Out of complete curiosity, I unmasked and emerged the Beryl Window Manager to see what all the fuss about pretty 3d interfaces was about. I replaced KDE’s window manager with Beryl’s, started it up and watched the pretty effects take over.
Immediately I had windows that wobbled, menus that shimmered in and out of existence, and a workspace changer that acted like faces on a rotating cube. Nice, but ultimately worthless. I guess I can kind of see the appeal — desktops are a bit boring, and this is a neat way to spruce it up.
There was a ton of customization that one could do thanks to a little GUI config panel, like customize how menus and windows faded in and out (or not, if you disable the effect), how certain effects behave, and so on. So it seemed like it was a very capable and complete (or at least, nearly complete enough to count) 3D system, and it didn’t require horribly ridiculous system requirements like Vista’s effects will.

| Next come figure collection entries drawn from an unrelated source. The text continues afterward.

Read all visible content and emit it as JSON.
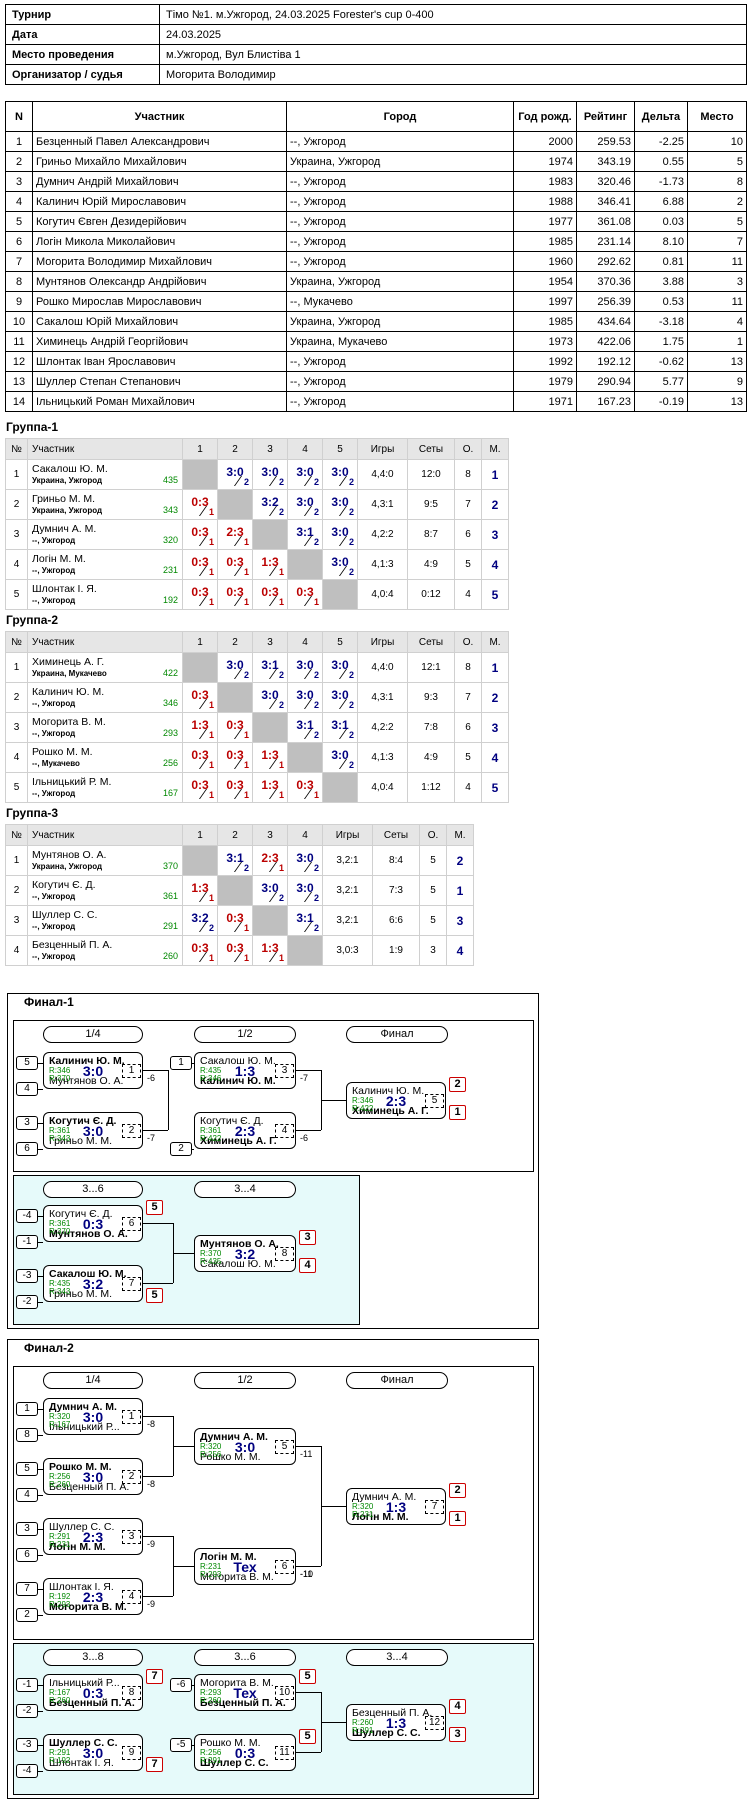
{
  "info": [
    {
      "k": "Турнир",
      "v": "Тімо №1. м.Ужгород, 24.03.2025 Forester's cup 0-400"
    },
    {
      "k": "Дата",
      "v": "24.03.2025"
    },
    {
      "k": "Место проведения",
      "v": "м.Ужгород, Вул Блистіва 1"
    },
    {
      "k": "Организатор / судья",
      "v": "Могорита Володимир"
    }
  ],
  "players_header": [
    "N",
    "Участник",
    "Город",
    "Год рожд.",
    "Рейтинг",
    "Дельта",
    "Место"
  ],
  "players": [
    [
      "1",
      "Безценный Павел Александрович",
      "--, Ужгород",
      "2000",
      "259.53",
      "-2.25",
      "10"
    ],
    [
      "2",
      "Гриньо Михайло Михайлович",
      "Украина, Ужгород",
      "1974",
      "343.19",
      "0.55",
      "5"
    ],
    [
      "3",
      "Думнич Андрій Михайлович",
      "--, Ужгород",
      "1983",
      "320.46",
      "-1.73",
      "8"
    ],
    [
      "4",
      "Калинич Юрій Мирославович",
      "--, Ужгород",
      "1988",
      "346.41",
      "6.88",
      "2"
    ],
    [
      "5",
      "Когутич Євген Дезидерійович",
      "--, Ужгород",
      "1977",
      "361.08",
      "0.03",
      "5"
    ],
    [
      "6",
      "Логін Микола Миколайович",
      "--, Ужгород",
      "1985",
      "231.14",
      "8.10",
      "7"
    ],
    [
      "7",
      "Могорита Володимир Михайлович",
      "--, Ужгород",
      "1960",
      "292.62",
      "0.81",
      "11"
    ],
    [
      "8",
      "Мунтянов Олександр Андрійович",
      "Украина, Ужгород",
      "1954",
      "370.36",
      "3.88",
      "3"
    ],
    [
      "9",
      "Рошко Мирослав Мирославович",
      "--, Мукачево",
      "1997",
      "256.39",
      "0.53",
      "11"
    ],
    [
      "10",
      "Сакалош Юрій Михайлович",
      "Украина, Ужгород",
      "1985",
      "434.64",
      "-3.18",
      "4"
    ],
    [
      "11",
      "Химинець Андрій Георгійович",
      "Украина, Мукачево",
      "1973",
      "422.06",
      "1.75",
      "1"
    ],
    [
      "12",
      "Шлонтак Іван Ярославович",
      "--, Ужгород",
      "1992",
      "192.12",
      "-0.62",
      "13"
    ],
    [
      "13",
      "Шуллер Степан Степанович",
      "--, Ужгород",
      "1979",
      "290.94",
      "5.77",
      "9"
    ],
    [
      "14",
      "Ільницький Роман Михайлович",
      "--, Ужгород",
      "1971",
      "167.23",
      "-0.19",
      "13"
    ]
  ],
  "group_header": {
    "no": "№",
    "name": "Участник",
    "games": "Игры",
    "sets": "Сеты",
    "o": "О.",
    "m": "М."
  },
  "groups": [
    {
      "title": "Группа-1",
      "players": [
        {
          "n": "1",
          "name": "Сакалош Ю. М.",
          "city": "Украина, Ужгород",
          "r": "435",
          "res": [
            null,
            [
              "3:0",
              "2",
              "w"
            ],
            [
              "3:0",
              "2",
              "w"
            ],
            [
              "3:0",
              "2",
              "w"
            ],
            [
              "3:0",
              "2",
              "w"
            ]
          ],
          "games": "4,4:0",
          "sets": "12:0",
          "o": "8",
          "m": "1"
        },
        {
          "n": "2",
          "name": "Гриньо М. М.",
          "city": "Украина, Ужгород",
          "r": "343",
          "res": [
            [
              "0:3",
              "1",
              "l"
            ],
            null,
            [
              "3:2",
              "2",
              "w"
            ],
            [
              "3:0",
              "2",
              "w"
            ],
            [
              "3:0",
              "2",
              "w"
            ]
          ],
          "games": "4,3:1",
          "sets": "9:5",
          "o": "7",
          "m": "2"
        },
        {
          "n": "3",
          "name": "Думнич А. М.",
          "city": "--, Ужгород",
          "r": "320",
          "res": [
            [
              "0:3",
              "1",
              "l"
            ],
            [
              "2:3",
              "1",
              "l"
            ],
            null,
            [
              "3:1",
              "2",
              "w"
            ],
            [
              "3:0",
              "2",
              "w"
            ]
          ],
          "games": "4,2:2",
          "sets": "8:7",
          "o": "6",
          "m": "3"
        },
        {
          "n": "4",
          "name": "Логін М. М.",
          "city": "--, Ужгород",
          "r": "231",
          "res": [
            [
              "0:3",
              "1",
              "l"
            ],
            [
              "0:3",
              "1",
              "l"
            ],
            [
              "1:3",
              "1",
              "l"
            ],
            null,
            [
              "3:0",
              "2",
              "w"
            ]
          ],
          "games": "4,1:3",
          "sets": "4:9",
          "o": "5",
          "m": "4"
        },
        {
          "n": "5",
          "name": "Шлонтак І. Я.",
          "city": "--, Ужгород",
          "r": "192",
          "res": [
            [
              "0:3",
              "1",
              "l"
            ],
            [
              "0:3",
              "1",
              "l"
            ],
            [
              "0:3",
              "1",
              "l"
            ],
            [
              "0:3",
              "1",
              "l"
            ],
            null
          ],
          "games": "4,0:4",
          "sets": "0:12",
          "o": "4",
          "m": "5"
        }
      ]
    },
    {
      "title": "Группа-2",
      "players": [
        {
          "n": "1",
          "name": "Химинець А. Г.",
          "city": "Украина, Мукачево",
          "r": "422",
          "res": [
            null,
            [
              "3:0",
              "2",
              "w"
            ],
            [
              "3:1",
              "2",
              "w"
            ],
            [
              "3:0",
              "2",
              "w"
            ],
            [
              "3:0",
              "2",
              "w"
            ]
          ],
          "games": "4,4:0",
          "sets": "12:1",
          "o": "8",
          "m": "1"
        },
        {
          "n": "2",
          "name": "Калинич Ю. М.",
          "city": "--, Ужгород",
          "r": "346",
          "res": [
            [
              "0:3",
              "1",
              "l"
            ],
            null,
            [
              "3:0",
              "2",
              "w"
            ],
            [
              "3:0",
              "2",
              "w"
            ],
            [
              "3:0",
              "2",
              "w"
            ]
          ],
          "games": "4,3:1",
          "sets": "9:3",
          "o": "7",
          "m": "2"
        },
        {
          "n": "3",
          "name": "Могорита В. М.",
          "city": "--, Ужгород",
          "r": "293",
          "res": [
            [
              "1:3",
              "1",
              "l"
            ],
            [
              "0:3",
              "1",
              "l"
            ],
            null,
            [
              "3:1",
              "2",
              "w"
            ],
            [
              "3:1",
              "2",
              "w"
            ]
          ],
          "games": "4,2:2",
          "sets": "7:8",
          "o": "6",
          "m": "3"
        },
        {
          "n": "4",
          "name": "Рошко М. М.",
          "city": "--, Мукачево",
          "r": "256",
          "res": [
            [
              "0:3",
              "1",
              "l"
            ],
            [
              "0:3",
              "1",
              "l"
            ],
            [
              "1:3",
              "1",
              "l"
            ],
            null,
            [
              "3:0",
              "2",
              "w"
            ]
          ],
          "games": "4,1:3",
          "sets": "4:9",
          "o": "5",
          "m": "4"
        },
        {
          "n": "5",
          "name": "Ільницький Р. М.",
          "city": "--, Ужгород",
          "r": "167",
          "res": [
            [
              "0:3",
              "1",
              "l"
            ],
            [
              "0:3",
              "1",
              "l"
            ],
            [
              "1:3",
              "1",
              "l"
            ],
            [
              "0:3",
              "1",
              "l"
            ],
            null
          ],
          "games": "4,0:4",
          "sets": "1:12",
          "o": "4",
          "m": "5"
        }
      ]
    },
    {
      "title": "Группа-3",
      "players": [
        {
          "n": "1",
          "name": "Мунтянов О. А.",
          "city": "Украина, Ужгород",
          "r": "370",
          "res": [
            null,
            [
              "3:1",
              "2",
              "w"
            ],
            [
              "2:3",
              "1",
              "l"
            ],
            [
              "3:0",
              "2",
              "w"
            ]
          ],
          "games": "3,2:1",
          "sets": "8:4",
          "o": "5",
          "m": "2"
        },
        {
          "n": "2",
          "name": "Когутич Є. Д.",
          "city": "--, Ужгород",
          "r": "361",
          "res": [
            [
              "1:3",
              "1",
              "l"
            ],
            null,
            [
              "3:0",
              "2",
              "w"
            ],
            [
              "3:0",
              "2",
              "w"
            ]
          ],
          "games": "3,2:1",
          "sets": "7:3",
          "o": "5",
          "m": "1"
        },
        {
          "n": "3",
          "name": "Шуллер С. С.",
          "city": "--, Ужгород",
          "r": "291",
          "res": [
            [
              "3:2",
              "2",
              "w"
            ],
            [
              "0:3",
              "1",
              "l"
            ],
            null,
            [
              "3:1",
              "2",
              "w"
            ]
          ],
          "games": "3,2:1",
          "sets": "6:6",
          "o": "5",
          "m": "3"
        },
        {
          "n": "4",
          "name": "Безценный П. А.",
          "city": "--, Ужгород",
          "r": "260",
          "res": [
            [
              "0:3",
              "1",
              "l"
            ],
            [
              "0:3",
              "1",
              "l"
            ],
            [
              "1:3",
              "1",
              "l"
            ],
            null
          ],
          "games": "3,0:3",
          "sets": "1:9",
          "o": "3",
          "m": "4"
        }
      ]
    }
  ],
  "final1": {
    "title": "Финал-1",
    "rounds": [
      "1/4",
      "1/2",
      "Финал",
      "3...6",
      "3...4"
    ],
    "seeds": [
      "5",
      "4",
      "3",
      "6",
      "1",
      "2",
      "-4",
      "-1",
      "-3",
      "-2"
    ],
    "links": [
      "-6",
      "-7",
      "-7",
      "-6"
    ],
    "matches": [
      {
        "a": "Калинич Ю. М.",
        "b": "Мунтянов О. А.",
        "ra": "R:346",
        "rb": "R:370",
        "score": "3:0",
        "num": "1"
      },
      {
        "a": "Когутич Є. Д.",
        "b": "Гриньо М. М.",
        "ra": "R:361",
        "rb": "R:343",
        "score": "3:0",
        "num": "2"
      },
      {
        "a": "Сакалош Ю. М.",
        "b": "Калинич Ю. М.",
        "ra": "R:435",
        "rb": "R:346",
        "score": "1:3",
        "num": "3"
      },
      {
        "a": "Когутич Є. Д.",
        "b": "Химинець А. Г.",
        "ra": "R:361",
        "rb": "R:422",
        "score": "2:3",
        "num": "4"
      },
      {
        "a": "Калинич Ю. М.",
        "b": "Химинець А. Г.",
        "ra": "R:346",
        "rb": "R:422",
        "score": "2:3",
        "num": "5",
        "pa": "2",
        "pb": "1"
      },
      {
        "a": "Когутич Є. Д.",
        "b": "Мунтянов О. А.",
        "ra": "R:361",
        "rb": "R:370",
        "score": "0:3",
        "num": "6",
        "pa": "5"
      },
      {
        "a": "Сакалош Ю. М.",
        "b": "Гриньо М. М.",
        "ra": "R:435",
        "rb": "R:343",
        "score": "3:2",
        "num": "7",
        "pb": "5"
      },
      {
        "a": "Мунтянов О. А.",
        "b": "Сакалош Ю. М.",
        "ra": "R:370",
        "rb": "R:435",
        "score": "3:2",
        "num": "8",
        "pa": "3",
        "pb": "4"
      }
    ]
  },
  "final2": {
    "title": "Финал-2",
    "rounds": [
      "1/4",
      "1/2",
      "Финал",
      "3...8",
      "3...6",
      "3...4"
    ],
    "seeds": [
      "1",
      "8",
      "5",
      "4",
      "3",
      "6",
      "7",
      "2",
      "-1",
      "-2",
      "-3",
      "-4",
      "-6",
      "-5"
    ],
    "links": [
      "-8",
      "-8",
      "-11",
      "-9",
      "-9",
      "-10",
      "-11"
    ],
    "matches": [
      {
        "a": "Думнич А. М.",
        "b": "Ільницький Р...",
        "ra": "R:320",
        "rb": "R:167",
        "score": "3:0",
        "num": "1"
      },
      {
        "a": "Рошко М. М.",
        "b": "Безценный П. А.",
        "ra": "R:256",
        "rb": "R:260",
        "score": "3:0",
        "num": "2"
      },
      {
        "a": "Шуллер С. С.",
        "b": "Логін М. М.",
        "ra": "R:291",
        "rb": "R:231",
        "score": "2:3",
        "num": "3"
      },
      {
        "a": "Шлонтак І. Я.",
        "b": "Могорита В. М.",
        "ra": "R:192",
        "rb": "R:293",
        "score": "2:3",
        "num": "4"
      },
      {
        "a": "Думнич А. М.",
        "b": "Рошко М. М.",
        "ra": "R:320",
        "rb": "R:256",
        "score": "3:0",
        "num": "5"
      },
      {
        "a": "Логін М. М.",
        "b": "Могорита В. М.",
        "ra": "R:231",
        "rb": "R:293",
        "score": "Тех",
        "num": "6"
      },
      {
        "a": "Думнич А. М.",
        "b": "Логін М. М.",
        "ra": "R:320",
        "rb": "R:231",
        "score": "1:3",
        "num": "7",
        "pa": "2",
        "pb": "1"
      },
      {
        "a": "Ільницький Р...",
        "b": "Безценный П. А.",
        "ra": "R:167",
        "rb": "R:260",
        "score": "0:3",
        "num": "8",
        "pa": "7"
      },
      {
        "a": "Шуллер С. С.",
        "b": "Шлонтак І. Я.",
        "ra": "R:291",
        "rb": "R:192",
        "score": "3:0",
        "num": "9",
        "pb": "7"
      },
      {
        "a": "Могорита В. М.",
        "b": "Безценный П. А.",
        "ra": "R:293",
        "rb": "R:260",
        "score": "Тех",
        "num": "10",
        "pa": "5"
      },
      {
        "a": "Рошко М. М.",
        "b": "Шуллер С. С.",
        "ra": "R:256",
        "rb": "R:291",
        "score": "0:3",
        "num": "11",
        "pa": "5"
      },
      {
        "a": "Безценный П. А.",
        "b": "Шуллер С. С.",
        "ra": "R:260",
        "rb": "R:291",
        "score": "1:3",
        "num": "12",
        "pa": "4",
        "pb": "3"
      }
    ]
  }
}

However, the whole thing was very buggy — several times the whole thing crashed on me, leaving me with a desktop without a window manager. Fortunately, a system tray program was running by default that allowed me to either restart Beryl or switch to another window manager. Worse, however, was attempting to play a 3D game in this environment — after going fullscreen into the game and it running slower than usual, trying to leave the game locked X and disabled my keyboard. Being lazy, I just reset the system.
So Beryl has some work to be done on it, but it does look sort of neat. I am not very interested in it, however, since I feel that these effects are pretty much worthless and bog down one’s system. But for those who like desktop eye candy, it seems Beryl will become the de facto 3d window manager for Linux when its stability issues are resolved.